|STEARNS VISIBLE No. 2 (Thomas Fuertig collection)
Readers of my site on portables are aware of the fact that quite a number of companies which manufactured typewriters did so as an adjunct to something already being manufactured, which in the content mentioned was frequently sewing machines. That also held true longer ago, but several companies which had manufactured bicycles in fact entered typewriter production. Such was the case with E. C. Stearns & Co. of Syracuse, New York. This company introduced its Stearns Visible in about 1905. One source, Michael Adler, has written that the machine required several years of work to get ready for market; perhaps this was due to the design of the tabulator. (The actuator is the odd button and comb on the front.)
|The tabulator on these machines employed a circular housing around the mainspring, which had, on its entire circumferential surface, notches which were numbered and which matched space for space with actual carriage travel. Stops for the decimal tabulator placed in the notches thus corresponded to carriage position; the design was said to have been quite advanced for its day. The example here is a Stearns Visible No. 2, s/n 1482. According to Beeching, production of all Stearns machines lasted about ten years.|
|Rear view of Stearns No. 2 showing tab stop drum, and detail from US patent #844756, granted to August Schneeloch. Filed May 1902, granted February 1907.|
|VISIGRAPH (Thomas Fuertig collection) s/n 11170
This machine was designed by Charles Spiro, who had previously been responsible for the Columbia and the Bar-Lock. This rather conventional four-bank frontstrike was manufactured beginning in 1910 first by the Columbia Manufacturing Co. (see Bar-Lock), and then by the Visigraph Typewriter Co. of New York (this machine bears exactly that label on its rear.) Michael Adler's book 'Antique Typewriters -- from Creed to QWERTY' indicates that this company later became the C. Spiro Manufacturing Company. In all likelihood this was Columbia's attempt to convert to conventional design before failing in 1914 and selling the Bar-Lock to English concerns; Spiro soldiered on with this design with new investors.

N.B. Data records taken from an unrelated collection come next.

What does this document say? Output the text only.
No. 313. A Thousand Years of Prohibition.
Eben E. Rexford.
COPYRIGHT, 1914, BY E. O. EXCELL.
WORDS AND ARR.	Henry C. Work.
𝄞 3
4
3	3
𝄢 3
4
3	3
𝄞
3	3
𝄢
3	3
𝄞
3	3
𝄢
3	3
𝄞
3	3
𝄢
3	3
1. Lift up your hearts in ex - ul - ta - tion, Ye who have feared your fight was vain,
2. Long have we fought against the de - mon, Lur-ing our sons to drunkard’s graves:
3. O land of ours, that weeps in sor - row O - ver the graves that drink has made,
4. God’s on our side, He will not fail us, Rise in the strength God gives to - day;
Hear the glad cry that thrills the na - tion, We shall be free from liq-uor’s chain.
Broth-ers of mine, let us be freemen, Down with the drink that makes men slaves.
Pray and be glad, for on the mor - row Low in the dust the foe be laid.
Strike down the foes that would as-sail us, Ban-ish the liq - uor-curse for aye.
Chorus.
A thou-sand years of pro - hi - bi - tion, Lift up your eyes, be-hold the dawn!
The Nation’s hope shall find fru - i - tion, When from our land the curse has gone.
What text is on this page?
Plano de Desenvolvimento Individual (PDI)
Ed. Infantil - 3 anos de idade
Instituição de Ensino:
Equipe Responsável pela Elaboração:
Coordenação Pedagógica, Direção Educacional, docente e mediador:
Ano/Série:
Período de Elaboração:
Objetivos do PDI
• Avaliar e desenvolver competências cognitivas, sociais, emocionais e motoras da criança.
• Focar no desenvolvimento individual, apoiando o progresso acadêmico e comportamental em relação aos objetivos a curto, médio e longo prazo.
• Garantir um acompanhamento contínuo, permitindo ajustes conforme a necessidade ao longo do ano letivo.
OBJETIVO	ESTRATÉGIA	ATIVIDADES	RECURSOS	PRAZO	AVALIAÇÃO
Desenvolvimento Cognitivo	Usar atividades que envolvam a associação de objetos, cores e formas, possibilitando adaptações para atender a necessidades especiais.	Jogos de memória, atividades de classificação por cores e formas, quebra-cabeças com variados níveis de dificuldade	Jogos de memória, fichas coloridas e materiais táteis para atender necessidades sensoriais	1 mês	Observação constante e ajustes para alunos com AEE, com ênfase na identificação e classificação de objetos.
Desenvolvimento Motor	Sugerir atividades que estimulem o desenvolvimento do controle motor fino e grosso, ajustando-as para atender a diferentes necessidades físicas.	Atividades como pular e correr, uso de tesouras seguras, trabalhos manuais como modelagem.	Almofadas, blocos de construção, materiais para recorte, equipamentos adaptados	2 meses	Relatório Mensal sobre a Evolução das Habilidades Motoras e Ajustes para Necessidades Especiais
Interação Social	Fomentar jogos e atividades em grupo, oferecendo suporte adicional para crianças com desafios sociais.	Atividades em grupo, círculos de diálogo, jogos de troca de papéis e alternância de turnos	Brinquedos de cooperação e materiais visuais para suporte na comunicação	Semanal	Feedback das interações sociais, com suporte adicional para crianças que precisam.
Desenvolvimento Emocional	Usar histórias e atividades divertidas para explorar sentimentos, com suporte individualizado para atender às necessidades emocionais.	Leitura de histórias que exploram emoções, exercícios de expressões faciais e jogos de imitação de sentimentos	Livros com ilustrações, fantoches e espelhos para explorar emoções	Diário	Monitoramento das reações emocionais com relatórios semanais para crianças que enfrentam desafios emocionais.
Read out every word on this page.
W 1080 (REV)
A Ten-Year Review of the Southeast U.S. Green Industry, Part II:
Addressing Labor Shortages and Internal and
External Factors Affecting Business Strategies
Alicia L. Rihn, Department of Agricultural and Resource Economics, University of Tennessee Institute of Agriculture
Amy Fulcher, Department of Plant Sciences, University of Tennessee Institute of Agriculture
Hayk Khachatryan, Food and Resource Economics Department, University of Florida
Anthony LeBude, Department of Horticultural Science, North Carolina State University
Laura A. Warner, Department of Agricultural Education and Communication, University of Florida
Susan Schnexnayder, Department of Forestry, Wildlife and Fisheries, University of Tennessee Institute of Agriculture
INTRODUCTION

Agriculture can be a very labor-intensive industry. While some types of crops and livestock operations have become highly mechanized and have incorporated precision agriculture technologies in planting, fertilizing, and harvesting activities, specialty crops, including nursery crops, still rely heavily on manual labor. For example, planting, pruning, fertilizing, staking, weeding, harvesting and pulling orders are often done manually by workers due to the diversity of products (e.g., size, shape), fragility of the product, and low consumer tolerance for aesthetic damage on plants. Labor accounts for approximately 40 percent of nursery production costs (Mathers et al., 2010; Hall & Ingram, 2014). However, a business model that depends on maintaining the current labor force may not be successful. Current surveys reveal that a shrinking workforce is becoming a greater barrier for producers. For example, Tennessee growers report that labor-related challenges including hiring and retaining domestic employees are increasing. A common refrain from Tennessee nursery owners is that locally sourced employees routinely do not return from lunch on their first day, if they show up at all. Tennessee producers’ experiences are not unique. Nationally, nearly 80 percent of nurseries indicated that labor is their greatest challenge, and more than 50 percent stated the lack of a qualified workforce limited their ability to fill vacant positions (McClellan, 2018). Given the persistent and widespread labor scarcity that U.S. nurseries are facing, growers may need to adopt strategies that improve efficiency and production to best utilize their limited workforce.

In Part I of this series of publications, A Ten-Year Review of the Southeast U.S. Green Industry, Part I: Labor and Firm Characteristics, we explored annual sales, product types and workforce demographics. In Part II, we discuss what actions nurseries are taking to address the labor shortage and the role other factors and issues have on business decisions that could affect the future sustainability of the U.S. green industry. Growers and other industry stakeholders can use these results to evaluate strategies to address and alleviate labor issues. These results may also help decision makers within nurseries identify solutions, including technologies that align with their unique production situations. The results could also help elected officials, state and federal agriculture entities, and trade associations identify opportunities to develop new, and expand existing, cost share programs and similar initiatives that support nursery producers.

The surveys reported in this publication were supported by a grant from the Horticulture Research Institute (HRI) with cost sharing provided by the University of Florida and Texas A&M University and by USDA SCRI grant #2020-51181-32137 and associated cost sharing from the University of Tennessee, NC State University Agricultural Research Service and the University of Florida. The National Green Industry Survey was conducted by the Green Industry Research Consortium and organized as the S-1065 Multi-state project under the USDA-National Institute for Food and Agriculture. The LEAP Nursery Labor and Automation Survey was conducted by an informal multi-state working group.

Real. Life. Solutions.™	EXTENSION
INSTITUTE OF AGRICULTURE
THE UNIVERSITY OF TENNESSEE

|Above, one of the patent illustrations covering the Visigraph; on the left, a side view of the Visigraph. Note the heavy, double-bent right-hand carriage return lever, just as in the drawing. (Patent filed 1910, granted 1911.)|
|Printed sources indicate that, by 1919, production of this machine had changed hands again, and that it was produced very briefly as the Federal. On the right, a very interesting patent drawing. This is a patent filed by Charles Spiro in March 1920, and which was granted in September 1921. The patent lists Spiro as assignor to the Federal Adding Machine Company of New York (a corporation of New Jersey,) which seems to indicate that if there were a Federal Typewriter Company as some sources indicate, that it was a subsidiary of the company named in the patent. This machine is very different from the Visigraph in many respects. It is not known if any was ever built exactly to THIS design, or something in between.|
|Above, two machines from the collection of Tilman Elster. On the left, Stearns Visible No. 2 with serial number 1888, and on the right, another one with serial number 4066. Below, Lynda Beckler's machine, also a No. 2.|
|VISIGRAPH / FEDERAL|
|PETER WEIL provides this early illustration of the Federal Visible, which was probably produced for advertising by the original makers but can be found reproduced later on in The American Digest of Business Machines, ed. James H. McCarthy, American Exchange Service, 1924.
What is of interest concerning this illustration, another found at the site of the Powerhouse Museum, Sydney, Australia and the patent drawing seen immediately above is that all three clearly show a slotted type-bar segment and NOT individually-hung type bars as in the Visigraph. One naturallly wonders if anything else changed (note the totally different key lever - type bar mechanism in the two drawings), and one naturally wonders as well whether all VISIGRAPH machines had individually-mounted type bars and if all FEDERAL machines had slotted segments. Unfortunately, both machines are so rare today we might never know -- but the assumption seems solid based on what we have been able to find.